Almost three decades later, his electroweak theory still stands, despite an extraordinary amount of testing.  It has led to the development of the Standard Model in particle physics (quantum chromo-dynamics), which combines the electroweak theory with the “strong force” theory. 

However, from the days of Einstein onwards, no one has been able to integrate gravitation with the other three forces.  Grand unification of the four fundamental forces remains an aspirational goal for future physicists. 

In science, theories are only interesting if they can be rejected.  In his Nobel lecture, Prof. Salam quoted from Einstein to affirm his belief in empirical testing: “Pure logical thinking cannot yield us any knowledge of the empirical world; all knowledge of reality starts from experience and ends in it.”

One of the loose ends in the Standard Model is the existence of the Higgs boson, which is still to be observed.  Physicists around the world are anticipating that once the multi-billion dollar Large Hadron Collider at CERN that runs under the Franco-Swiss border is operational, it will be able to test for the existence of the Higgs boson.

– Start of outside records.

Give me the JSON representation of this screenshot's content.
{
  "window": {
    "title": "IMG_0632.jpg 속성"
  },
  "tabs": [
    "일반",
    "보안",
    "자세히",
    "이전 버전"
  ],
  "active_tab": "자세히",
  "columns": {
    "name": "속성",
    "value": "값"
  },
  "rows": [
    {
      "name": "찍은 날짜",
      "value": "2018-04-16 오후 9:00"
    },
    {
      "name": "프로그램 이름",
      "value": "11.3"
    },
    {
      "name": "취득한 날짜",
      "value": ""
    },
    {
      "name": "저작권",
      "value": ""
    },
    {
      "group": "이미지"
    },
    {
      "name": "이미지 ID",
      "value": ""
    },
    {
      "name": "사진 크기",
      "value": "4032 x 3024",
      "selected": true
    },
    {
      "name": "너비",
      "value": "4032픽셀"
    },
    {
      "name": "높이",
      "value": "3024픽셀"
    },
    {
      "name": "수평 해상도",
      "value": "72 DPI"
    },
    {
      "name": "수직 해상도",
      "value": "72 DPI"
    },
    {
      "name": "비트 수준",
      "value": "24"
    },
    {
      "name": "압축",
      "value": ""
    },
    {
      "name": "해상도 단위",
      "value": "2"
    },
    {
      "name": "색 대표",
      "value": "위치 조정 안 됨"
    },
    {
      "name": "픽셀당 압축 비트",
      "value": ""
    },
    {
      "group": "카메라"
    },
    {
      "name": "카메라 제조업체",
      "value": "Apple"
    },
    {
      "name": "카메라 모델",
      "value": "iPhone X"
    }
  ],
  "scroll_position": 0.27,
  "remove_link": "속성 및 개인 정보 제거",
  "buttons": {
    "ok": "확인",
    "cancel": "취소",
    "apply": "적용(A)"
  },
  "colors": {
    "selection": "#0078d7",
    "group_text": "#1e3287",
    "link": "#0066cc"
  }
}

It is fitting that the life and work of Prof. Salam have been celebrated in a new biography by Gordon Fraser, “Cosmic Anger” (Oxford , 2008).  In the book, Abdus Salam emerges not just as a world-renowned scientist but as a humanist committed to the advancement of the developing world and as a humble man with a tremendous sense of humor.

During the Ayub era, he served as chief scientific advisor to the president and was a member of the Atomic Energy Commission.  In those days, he inspired countless students in Pakistan to pursue the physical sciences. 

Unfortunately, serious policy differences between him and the country’s top leadership surfaced when Zulfikar Ali Bhutto ascended to power.  Bhutto was committed to bringing a nuclear weapons capability to Pakistan even if that meant, as he famously put it, that Pakistanis would have to eat grass for a thousand years.  

Prof. Salam disagreed with Bhutto’s idea and felt it was ill suited for a country as poor as Pakistan.  Further difficulties arose with the passage of a law that ex-communicated people of his faith from Islam. 

A deeply religious man, Prof. Salam was heartbroken. He  continued to live in Trieste and his visits to Pakistan became infrequent. He continued his work in the years that followed and traveled widely to compare notes with scientists around the world.

In 1996, at the age of 70, Prof. Salam passed away in Oxford after a prolonged illness.  But his legacy lives on. 

Many centers and professorships are named after him around the globe.  His work continues to inspire new generations of graduate students to seek out the mysteries of particle physics. 

But one would be hard pressed to find much evidence of his legacy in the land of his birth.  That is a genuine tragedy since Pakistani science attainted a high-water mark during his tenure that has yet to be excelled.